Thursday, December 18, 2008
Thursday Morning Cupcheck - The 2008 Dallas Stars Christmas Gift List
Hola mis fantaticos de la hockey! Last week we explored the Sean Avery situation using the mediums of performance mime in a gender-neutral space; this week, I was planning on fleshing out the details of the Dear Sean letters I found while rummaging for pizza in the dumpster behind Dave Tippett's heavily-guarded McFortress (sample exerpt: "Dear Sean, by the time you read this we'll be allowing fewer than five goals a game..."), when I glanced up at the storefront window I'd just smashed and realized, It's Christmastime, baby!!
Truly, had this been any other time of year, your weary eyes would have been subjected to yet another tired cliche regarding Sean Avery and his Battle Royale with the league office, the Stars' locker room, and the angry mob of male prostitutes that are demanding he start doing something about all those unpaid bar tabs. But since this is Christmas, the time of giving, what better way to celebrate the birth of Santa than with a positive, uplifting 2008 Dallas Stars Christmas List?
We realize that times are tough in these rough economic times --unless you're a white-collar executive of a bankrupt stockbroking firm, in which case you're probably reading this laughing off the deck of your mega-yacht somewhere off the coast of that little island you bought with my taxes near the coast of St. Kitt-- but I think we can all agree that multimillion dollar athletes need some love, too. And presents. Lots of presents.
Darryl Sydor: The Bubbles Butt Lifting Lingerie -- It's no secret that Darryl's once-stellar play on the backend is just not quite what it used to be when he was younger and more supple. This gift should put a little glide in his stride and a dip in his yip and help Sydor get rid of that two-goals-per-game junk in the trunk he's been lugging around back there.
Joel Lundqvist: A Shower Sex Bathtub Handle -- While it's really none of our business exactly how many members of the Swedish Bikini Team Joel entertains in his private quarters, all the resulting groin injuries are really starting to affect the team's performance on the ice. Remember: safe sex is the best kind. At least that's what I remember from all those how-to manuals from Health Class.
Mike Ribeiro: Magnifying Mirror -- Next time the little lady says that your offensive production just doesn't seem as big as it used to be, just whip out one of these babies and show her the score! Either that, or you could, say, score more.
Marty Turco: This Special Towel -- I'm sure all Stars fans that have watched the first third of the season have wondered aloud regarding the geographic location of Marty's cranium in relation to his posterior. Marty himself probably wonders that from time to time: well fret no more! With this special towel, the mystery of Marty will be able to decisively separate noggin from tuckus.
Tom Hicks: Fake Winning Lottery Tickets -- In these tough times, no one suffers more than the extravagantly wealthy among us. This is the gift you can give to the man who once had everything, for what better present could one give this season than a smile to a millionaire's face?
Brett Hull: Backwards Clock -- Can we say 'do-over'?
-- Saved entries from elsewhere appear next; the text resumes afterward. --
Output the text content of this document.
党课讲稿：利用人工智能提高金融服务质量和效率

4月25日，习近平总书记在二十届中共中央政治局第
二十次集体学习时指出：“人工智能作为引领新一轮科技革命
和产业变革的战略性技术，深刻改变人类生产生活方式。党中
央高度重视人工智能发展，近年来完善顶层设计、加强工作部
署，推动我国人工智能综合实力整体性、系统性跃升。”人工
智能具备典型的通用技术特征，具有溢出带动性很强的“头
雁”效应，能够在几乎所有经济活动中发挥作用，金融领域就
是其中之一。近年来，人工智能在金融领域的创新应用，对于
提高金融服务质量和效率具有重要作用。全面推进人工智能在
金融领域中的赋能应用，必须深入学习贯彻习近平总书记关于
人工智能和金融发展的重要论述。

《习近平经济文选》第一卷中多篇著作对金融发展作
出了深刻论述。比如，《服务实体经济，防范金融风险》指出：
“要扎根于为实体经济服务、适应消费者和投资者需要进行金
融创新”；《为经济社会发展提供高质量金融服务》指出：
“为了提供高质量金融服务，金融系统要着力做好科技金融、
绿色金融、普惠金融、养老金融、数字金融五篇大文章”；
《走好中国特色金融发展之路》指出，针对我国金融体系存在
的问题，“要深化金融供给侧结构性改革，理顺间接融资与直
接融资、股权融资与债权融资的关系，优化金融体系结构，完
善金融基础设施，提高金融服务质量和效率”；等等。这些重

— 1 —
Chris Conner: The Big Boy -- C'mon, man, we know you're not really 5'8". But don't let that get you down! This is the perfect gift for the forward that needs a little size and presence in the offensive zone.
Sean Avery: Do I Even Have to Say It? -- This gift is perfect for the me-first off-ice pest on the go. A few squirts of this puppy and Sean will no longer have that stale and predictable "not so fresh" feeling to him and his self-serving antics.
Brad Richards: ManDelay Premature Ejaculation Cream -- Brad's at his best when he can calmly survey the field and patiently get the puck to the open man. Brad's at his worst when he's running around his own zone like a chicken with its head cut off, chasing the puck fruitlessly in those tight corners. Take a step back, relax, and breathe: remember, the journey through the neutral zone is just as enjoyable as the eventual game-tying goal.
Jere Lehtinen: Magnetic Bumper Stickers -- Let's face it, no one knows what's going on with the Jere Lehtinen injury situation. Not because there's a dearth of medical information, but because Jere's thick Finnish accent makes a mockery of the time-honored hockey tradition of between-periods interviews. With these magnetic bumper stickers, Jere will be able to convey in clear English exactly what's really on his mind at all times.
Dave Tippett: Redneck Roadrage Megaphone -- To most observers, it seems as if the players are tuning out the coach's message. With this timely holiday gift, however, they will no longer be able to ignore Coach Dave's once-repetitive pleas to stop stick-checking in the defensive zone. A new voice in the coach's chair might be just what this team needs to get back on their high horse this season and make the playoffs, and this gift provides like no other.
That's it for this week's Christmas Shopping Extravaganza edition of the Cupcheck. Tune in next week when I'll be giving Stars fans a play-by-play breakdown of my Christmas morning, including up-to-the-minute reports on Tube Socks Received and a scrolling ticker indicating exactly how many 50%-off Michael Vick Fat Head posters I'll be plastering on my bedroom walls this holiday season.